Thursday, August 07, 2008

Roller-coaster polling

Keep your barf bags handy

I like to follow political polls and I'm encouraged that my preferred presidential candidate continues in most reports to hang on to a significant lead. Nevertheless, I am heartily tired of the constant “analysis” of nonexistent volatility. It's a pseudo-drama ginned up by a combination of deep ignorance and ratings-driven sensation mongering.

It's polling, suckers. It's a statistical art with well-documented error bars. The results are not five-decimal-place scientific calculations. They're probabilistic estimates. The numbers are going to jump up and down even if nothing changes. Got that?

For purposes of illustration, suppose that a poll's accuracy is described as being within 3 percentage points 90% of the time. Got that? Then about 10% of the time it will be off by more than 3 points. If two candidates are within about 5 points of each other, taking 3 points away from the leader and giving them to the other guy will reverse the race! Only not really, because the poll would be in error in that instance. These flukes are not avoidable and they provide grist for the mills of the talking heads who will then scream about upsets and stunning surprises. They're just idiots. Or ignoramuses. Maybe both.

Let's take the illustration a few steps further. We can use a normal distribution (“bell curve”) to model the results of polls whose errors are less than 3 points 90% of the time. With the assistance of Excel's random number generator and built-in normal distribution functions, I ran two dozen trials and plotted the results of the simulated polling errors:

The model calls for the errors to fall within plus-or-minus 3 points 90% of the time (in the long run, mind you). Ten percent of 24 trials is 2.4, so we should expect maybe 2 or 3 results to fall outside the plus-or-minus 3 band. In this little experiment, it happened four times, twice going high and twice low. Please note the dashed line marking the −2.5 boundary. Whenever the leader's margin was underestimated by at least 2.5 points (in a race with an actual 5-point margin), the lead changes hands—according to the poll, not reality. Imagine the breathless reports that would immediately blossom on the cable news networks, newspapers, radio talk shows, and blogs. Panic! Or elation!

Another thing to keep in mind: The model did the exact same randomized calculation each time, assuming no actual change in the electorate. You still get variation, an inevitable consequence of sample-based statistics. You're stuck with it and you have to live with it. And pundits love to live with it because it gives the illusion of motion even when none exists.

People should just calm down.

I swear that I did not cherry-pick my results in order to present one that looked especially dramatic. The graph above shows my initial run. I cranked out some more examples, just to see what they looked like. These appear, together with the original experiment, in the graph below. Does it look chaotic enough for you? (Only the blue graph failed to produce an artificial swap in the lead.) See? Major developments in the campaign!

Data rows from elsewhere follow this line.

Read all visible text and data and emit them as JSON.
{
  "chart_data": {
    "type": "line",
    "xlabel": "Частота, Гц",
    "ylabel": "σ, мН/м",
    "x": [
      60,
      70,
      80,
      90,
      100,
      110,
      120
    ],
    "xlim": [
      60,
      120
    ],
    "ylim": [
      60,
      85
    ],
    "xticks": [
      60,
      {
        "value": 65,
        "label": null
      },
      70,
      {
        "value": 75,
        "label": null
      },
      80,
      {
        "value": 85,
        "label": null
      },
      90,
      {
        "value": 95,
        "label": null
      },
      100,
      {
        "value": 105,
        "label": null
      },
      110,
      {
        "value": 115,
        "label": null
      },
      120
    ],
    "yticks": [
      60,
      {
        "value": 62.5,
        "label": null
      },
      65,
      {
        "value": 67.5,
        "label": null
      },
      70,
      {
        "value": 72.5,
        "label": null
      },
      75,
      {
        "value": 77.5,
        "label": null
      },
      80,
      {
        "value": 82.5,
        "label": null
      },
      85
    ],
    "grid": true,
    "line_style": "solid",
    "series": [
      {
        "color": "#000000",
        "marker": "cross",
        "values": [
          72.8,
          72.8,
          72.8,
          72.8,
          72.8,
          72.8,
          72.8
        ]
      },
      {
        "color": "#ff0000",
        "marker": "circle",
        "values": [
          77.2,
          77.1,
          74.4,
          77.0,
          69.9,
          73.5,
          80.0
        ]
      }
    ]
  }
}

We have headlines!


unapologetic said...

Idea: plot the result including the distribution. Of course, most people can't read a probability distribution worth a damn, so here's what I'm thinking...

Don't plot the curve. Plot a vertical bar shaded more or less densely according to the probability density function. Then for each [time-unit] of your tracking poll, plot a bar graph, but use these "density bars" instead of a simple height. Even better would be if you can smooth out the jumps at the edges of the bars.

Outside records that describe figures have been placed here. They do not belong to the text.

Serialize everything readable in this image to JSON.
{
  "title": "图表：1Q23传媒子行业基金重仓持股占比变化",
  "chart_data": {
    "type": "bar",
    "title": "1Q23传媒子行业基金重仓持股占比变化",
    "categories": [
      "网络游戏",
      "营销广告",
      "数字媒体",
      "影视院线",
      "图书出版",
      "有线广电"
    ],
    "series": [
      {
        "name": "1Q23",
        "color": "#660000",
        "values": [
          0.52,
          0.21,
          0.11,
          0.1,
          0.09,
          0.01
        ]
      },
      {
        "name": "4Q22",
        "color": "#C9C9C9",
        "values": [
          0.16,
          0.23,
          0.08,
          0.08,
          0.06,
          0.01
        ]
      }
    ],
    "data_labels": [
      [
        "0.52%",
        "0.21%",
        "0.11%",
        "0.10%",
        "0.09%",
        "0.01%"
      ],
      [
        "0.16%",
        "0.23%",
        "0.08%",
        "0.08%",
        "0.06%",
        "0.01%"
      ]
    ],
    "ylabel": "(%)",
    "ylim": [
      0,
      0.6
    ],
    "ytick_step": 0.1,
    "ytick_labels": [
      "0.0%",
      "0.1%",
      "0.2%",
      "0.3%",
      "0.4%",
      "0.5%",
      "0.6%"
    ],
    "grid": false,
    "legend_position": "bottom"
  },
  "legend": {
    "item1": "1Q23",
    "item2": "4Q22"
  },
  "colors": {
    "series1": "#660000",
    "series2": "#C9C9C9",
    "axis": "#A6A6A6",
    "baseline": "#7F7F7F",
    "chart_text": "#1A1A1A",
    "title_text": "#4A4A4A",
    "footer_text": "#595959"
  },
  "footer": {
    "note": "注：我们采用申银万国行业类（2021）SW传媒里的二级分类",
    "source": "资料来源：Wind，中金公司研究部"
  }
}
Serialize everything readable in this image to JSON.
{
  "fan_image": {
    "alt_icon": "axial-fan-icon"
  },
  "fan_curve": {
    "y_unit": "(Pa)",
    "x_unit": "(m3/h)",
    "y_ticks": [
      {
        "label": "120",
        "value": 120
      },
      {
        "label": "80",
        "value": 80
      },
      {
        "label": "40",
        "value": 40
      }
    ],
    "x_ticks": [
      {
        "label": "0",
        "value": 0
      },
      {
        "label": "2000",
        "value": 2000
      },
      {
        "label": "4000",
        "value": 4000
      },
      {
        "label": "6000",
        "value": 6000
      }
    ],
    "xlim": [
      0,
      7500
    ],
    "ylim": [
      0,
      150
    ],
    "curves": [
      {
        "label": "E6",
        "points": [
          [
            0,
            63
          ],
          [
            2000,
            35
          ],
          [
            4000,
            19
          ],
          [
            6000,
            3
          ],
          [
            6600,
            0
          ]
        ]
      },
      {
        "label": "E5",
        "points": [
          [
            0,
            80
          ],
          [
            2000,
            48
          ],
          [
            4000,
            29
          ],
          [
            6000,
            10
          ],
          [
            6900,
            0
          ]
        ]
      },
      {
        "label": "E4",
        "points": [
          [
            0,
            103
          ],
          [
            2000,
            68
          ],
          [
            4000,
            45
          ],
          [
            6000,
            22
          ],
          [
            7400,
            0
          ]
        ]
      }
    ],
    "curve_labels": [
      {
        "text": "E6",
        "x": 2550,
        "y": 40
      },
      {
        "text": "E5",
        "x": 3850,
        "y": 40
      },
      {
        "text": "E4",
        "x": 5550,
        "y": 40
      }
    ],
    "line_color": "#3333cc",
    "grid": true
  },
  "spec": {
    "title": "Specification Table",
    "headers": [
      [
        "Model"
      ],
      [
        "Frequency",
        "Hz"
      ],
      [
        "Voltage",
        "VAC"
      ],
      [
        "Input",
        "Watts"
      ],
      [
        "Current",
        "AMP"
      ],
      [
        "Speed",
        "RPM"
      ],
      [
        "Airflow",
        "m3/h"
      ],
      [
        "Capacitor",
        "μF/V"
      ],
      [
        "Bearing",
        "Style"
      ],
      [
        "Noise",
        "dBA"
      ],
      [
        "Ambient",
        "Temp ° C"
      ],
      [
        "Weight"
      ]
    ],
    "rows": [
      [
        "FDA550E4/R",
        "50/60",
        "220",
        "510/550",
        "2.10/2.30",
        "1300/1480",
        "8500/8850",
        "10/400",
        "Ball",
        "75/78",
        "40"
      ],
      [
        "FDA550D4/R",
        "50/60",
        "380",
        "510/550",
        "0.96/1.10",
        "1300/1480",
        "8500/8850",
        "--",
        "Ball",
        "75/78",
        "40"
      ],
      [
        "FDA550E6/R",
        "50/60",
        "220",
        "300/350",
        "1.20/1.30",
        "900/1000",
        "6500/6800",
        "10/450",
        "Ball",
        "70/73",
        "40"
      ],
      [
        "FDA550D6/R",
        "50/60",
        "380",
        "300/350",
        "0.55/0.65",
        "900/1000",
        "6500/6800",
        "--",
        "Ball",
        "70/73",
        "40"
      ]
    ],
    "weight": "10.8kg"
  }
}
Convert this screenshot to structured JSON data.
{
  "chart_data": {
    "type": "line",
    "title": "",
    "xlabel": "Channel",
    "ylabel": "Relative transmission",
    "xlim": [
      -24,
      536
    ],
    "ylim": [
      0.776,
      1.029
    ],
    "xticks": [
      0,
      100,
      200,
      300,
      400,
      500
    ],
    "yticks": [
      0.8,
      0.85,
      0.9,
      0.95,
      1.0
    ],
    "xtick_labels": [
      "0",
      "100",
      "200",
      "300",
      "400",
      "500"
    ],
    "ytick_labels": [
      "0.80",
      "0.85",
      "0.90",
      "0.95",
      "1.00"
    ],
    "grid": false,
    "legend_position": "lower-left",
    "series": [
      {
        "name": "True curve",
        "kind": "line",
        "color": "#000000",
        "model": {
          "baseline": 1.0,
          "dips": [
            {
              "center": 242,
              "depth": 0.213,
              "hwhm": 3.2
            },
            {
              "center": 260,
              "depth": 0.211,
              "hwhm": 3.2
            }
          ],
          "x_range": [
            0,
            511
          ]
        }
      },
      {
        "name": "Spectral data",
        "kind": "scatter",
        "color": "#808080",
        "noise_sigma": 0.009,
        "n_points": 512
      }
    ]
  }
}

Of course I can't program to save my life, so I don't have any examples of this... maybe a bleg...

Sili said...

I hate that!

They do it here, too. Even outside of election time. And don't get me started on referenda.

I wish I knew what to do to get a ban on polling. At least in the run-up to elections. Including bloody exitpolls.

/rant /rage

Proud2bHumble said...

Would peckers account for holes in telephone polls?
Cuz if you pick a pack of polling peckers,
you'll probably find their fingers free
nearly never nine to nine,
when paleold voters dine in their homes at scheduled times,
while the working poor
ain't rolled in the door
from their second job at the store,
and the youngsters don't mind
not bein' landlined...
So the peckers
hardly penetrate,
so demoscriminate...
Just like a buncha peckers,
always skewing things up.


William said...

Maybe I'm just not paying enough attention, but I never hear the talking heads say anything like "accuracy within 3 percentage points 90% of the time" -- it's always just "margin of error, 3 percentage points", implying that the error will never be outside that range.

Perhaps "margin of error" is more a term of art than I suspected?

Zeno said...

You're right, William. The talking heads never include the specifics of what plus-or-minus 3 points really means. Even print media, where they have more room for details, avoid talking about confidence intervals and the probability of being within the so-called margin of error. It's a shortcut that misleads people and suggests more precision than is actually the case.

Don't hold your breath expecting them to fix that.